Beyond elasticity, the pool is defended on two more fronts so a misbehaving handler degrades gracefully instead of taking the node down silently:

  1. Bounded queue + load-shed. When the pool is at its cap and the queue is full, new jobs are dropped (the SIP client retransmits) rather than growing memory without bound. Counted by siphon_pyexec_jobs_shed_total.
  2. Liveness watchdog / fail-fast. A dedicated thread (immune to any lock a wedged handler holds) aborts the process when there is work pending (a handler in-flight or jobs queued) yet zero completions for script.handler_stall_abort_secs (default 30 s; 0 disables). The trigger is independent of pool fill, so it catches a low-concurrency deadlock (a handful of handlers stuck on a lock/await while the pool sits far below its cap) as well as full saturation — an earlier "at the thread cap + fully busy" condition could never see the former, since the pool never grew to the cap. A healthy pool advances completions every tick; a genuinely idle pool has no pending work — neither trips.
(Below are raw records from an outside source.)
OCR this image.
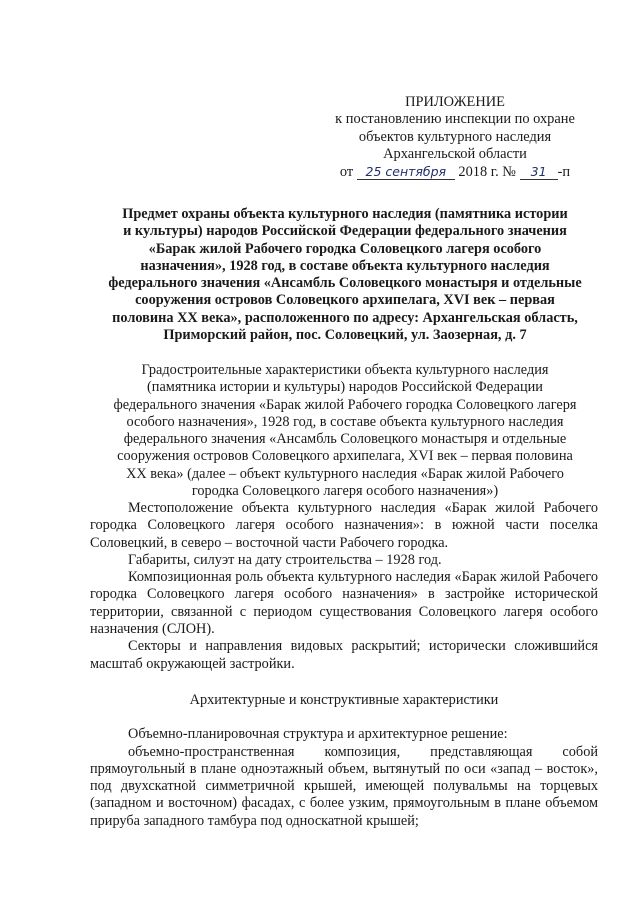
ПРИЛОЖЕНИЕ
к постановлению инспекции по охране
объектов культурного наследия
Архангельской области
от 25 сентября 2018 г. № 31 -п
Предмет охраны объекта культурного наследия (памятника истории
и культуры) народов Российской Федерации федерального значения
«Барак жилой Рабочего городка Соловецкого лагеря особого
назначения», 1928 год, в составе объекта культурного наследия
федерального значения «Ансамбль Соловецкого монастыря и отдельные
сооружения островов Соловецкого архипелага, XVI век – первая
половина XX века», расположенного по адресу: Архангельская область,
Приморский район, пос. Соловецкий, ул. Заозерная, д. 7
Градостроительные характеристики объекта культурного наследия
(памятника истории и культуры) народов Российской Федерации
федерального значения «Барак жилой Рабочего городка Соловецкого лагеря
особого назначения», 1928 год, в составе объекта культурного наследия
федерального значения «Ансамбль Соловецкого монастыря и отдельные
сооружения островов Соловецкого архипелага, XVI век – первая половина
XX века» (далее – объект культурного наследия «Барак жилой Рабочего
городка Соловецкого лагеря особого назначения»)

Местоположение объекта культурного наследия «Барак жилой Рабочего городка Соловецкого лагеря особого назначения»: в южной части поселка Соловецкий, в северо – восточной части Рабочего городка.

Габариты, силуэт на дату строительства – 1928 год.

Композиционная роль объекта культурного наследия «Барак жилой Рабочего городка Соловецкого лагеря особого назначения» в застройке исторической территории, связанной с периодом существования Соловецкого лагеря особого назначения (СЛОН).

Секторы и направления видовых раскрытий; исторически сложившийся масштаб окружающей застройки.

Архитектурные и конструктивные характеристики

Объемно-планировочная структура и архитектурное решение:

объемно-пространственная композиция, представляющая собой прямоугольный в плане одноэтажный объем, вытянутый по оси «запад – восток», под двухскатной симметричной крышей, имеющей полувальмы на торцевых (западном и восточном) фасадах, с более узким, прямоугольным в плане объемом прируба западного тамбура под односкатной крышей;
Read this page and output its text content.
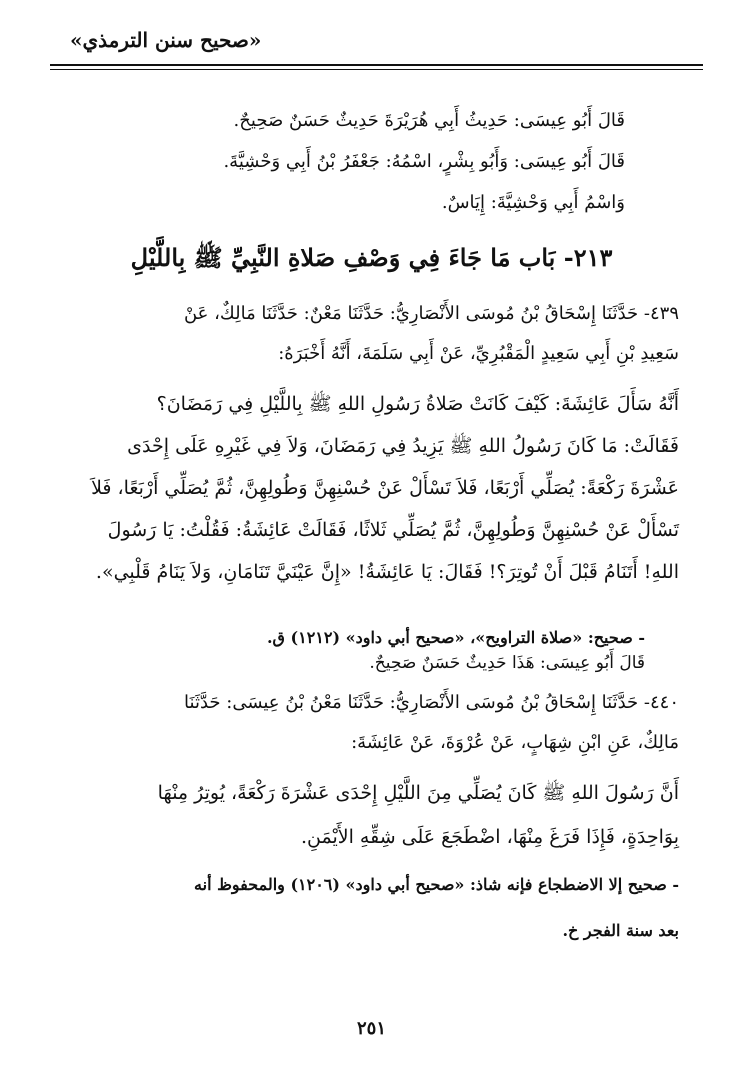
«صحيح سنن الترمذي»
قَالَ أَبُو عِيسَى: حَدِيثُ أَبِي هُرَيْرَةَ حَدِيثٌ حَسَنٌ صَحِيحٌ.
قَالَ أَبُو عِيسَى: وَأَبُو بِشْرٍ، اسْمُهُ: جَعْفَرُ بْنُ أَبِي وَحْشِيَّةَ.
وَاسْمُ أَبِي وَحْشِيَّةَ: إِيَاسٌ.
٢١٣- بَاب مَا جَاءَ فِي وَصْفِ صَلاةِ النَّبِيِّ ﷺ بِاللَّيْلِ
٤٣٩- حَدَّثَنَا إِسْحَاقُ بْنُ مُوسَى الأَنْصَارِيُّ: حَدَّثَنَا مَعْنٌ: حَدَّثَنَا مَالِكٌ، عَنْ
سَعِيدِ بْنِ أَبِي سَعِيدٍ الْمَقْبُرِيِّ، عَنْ أَبِي سَلَمَةَ، أَنَّهُ أَخْبَرَهُ:
أَنَّهُ سَأَلَ عَائِشَةَ: كَيْفَ كَانَتْ صَلاةُ رَسُولِ اللهِ ﷺ بِاللَّيْلِ فِي رَمَضَانَ؟
فَقَالَتْ: مَا كَانَ رَسُولُ اللهِ ﷺ يَزِيدُ فِي رَمَضَانَ، وَلاَ فِي غَيْرِهِ عَلَى إِحْدَى
عَشْرَةَ رَكْعَةً: يُصَلِّي أَرْبَعًا، فَلاَ تَسْأَلْ عَنْ حُسْنِهِنَّ وَطُولِهِنَّ، ثُمَّ يُصَلِّي أَرْبَعًا، فَلاَ
تَسْأَلْ عَنْ حُسْنِهِنَّ وَطُولِهِنَّ، ثُمَّ يُصَلِّي ثَلاثًا، فَقَالَتْ عَائِشَةُ: فَقُلْتُ: يَا رَسُولَ
اللهِ! أَتَنَامُ قَبْلَ أَنْ تُوتِرَ؟! فَقَالَ: يَا عَائِشَةُ! «إِنَّ عَيْنَيَّ تَنَامَانِ، وَلاَ يَنَامُ قَلْبِي».
- صحيح: «صلاة التراويح»، «صحيح أبي داود» (١٢١٢) ق.
قَالَ أَبُو عِيسَى: هَذَا حَدِيثٌ حَسَنٌ صَحِيحٌ.
٤٤٠- حَدَّثَنَا إِسْحَاقُ بْنُ مُوسَى الأَنْصَارِيُّ: حَدَّثَنَا مَعْنُ بْنُ عِيسَى: حَدَّثَنَا
مَالِكٌ، عَنِ ابْنِ شِهَابٍ، عَنْ عُرْوَةَ، عَنْ عَائِشَةَ:
أَنَّ رَسُولَ اللهِ ﷺ كَانَ يُصَلِّي مِنَ اللَّيْلِ إِحْدَى عَشْرَةَ رَكْعَةً، يُوتِرُ مِنْهَا
بِوَاحِدَةٍ، فَإِذَا فَرَغَ مِنْهَا، اضْطَجَعَ عَلَى شِقِّهِ الأَيْمَنِ.
- صحيح إلا الاضطجاع فإنه شاذ: «صحيح أبي داود» (١٢٠٦) والمحفوظ أنه
بعد سنة الفجر خ.
٢٥١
Aborting is deliberate: a hung-but-alive SIP engine never recovers on its own, so a restart: always / systemd policy never fires — the abort turns an indefinite outage into a seconds-long restart and leaves a core for post-mortem.

Metrics (/metrics)

Metric Meaning
siphon_pyexec_pool_size live worker threads (grows core→max under load)
siphon_pyexec_pool_max configured thread ceiling
siphon_pyexec_inflight handlers currently executing
siphon_pyexec_queue_depth handler jobs waiting in the queue
siphon_pyexec_jobs_completed_total completed handler jobs
siphon_pyexec_jobs_shed_total jobs dropped because the queue was full
siphon_auth_ha1_cache_hits_total HTTP-auth lookups served from cache

Alert on: a sustained rate(siphon_pyexec_jobs_shed_total) > 0, or siphon_pyexec_pool_size == siphon_pyexec_pool_max with siphon_pyexec_inflight == siphon_pyexec_pool_size held for minutes — both mean the pool is fully grown and saturated, approaching the watchdog's abort condition.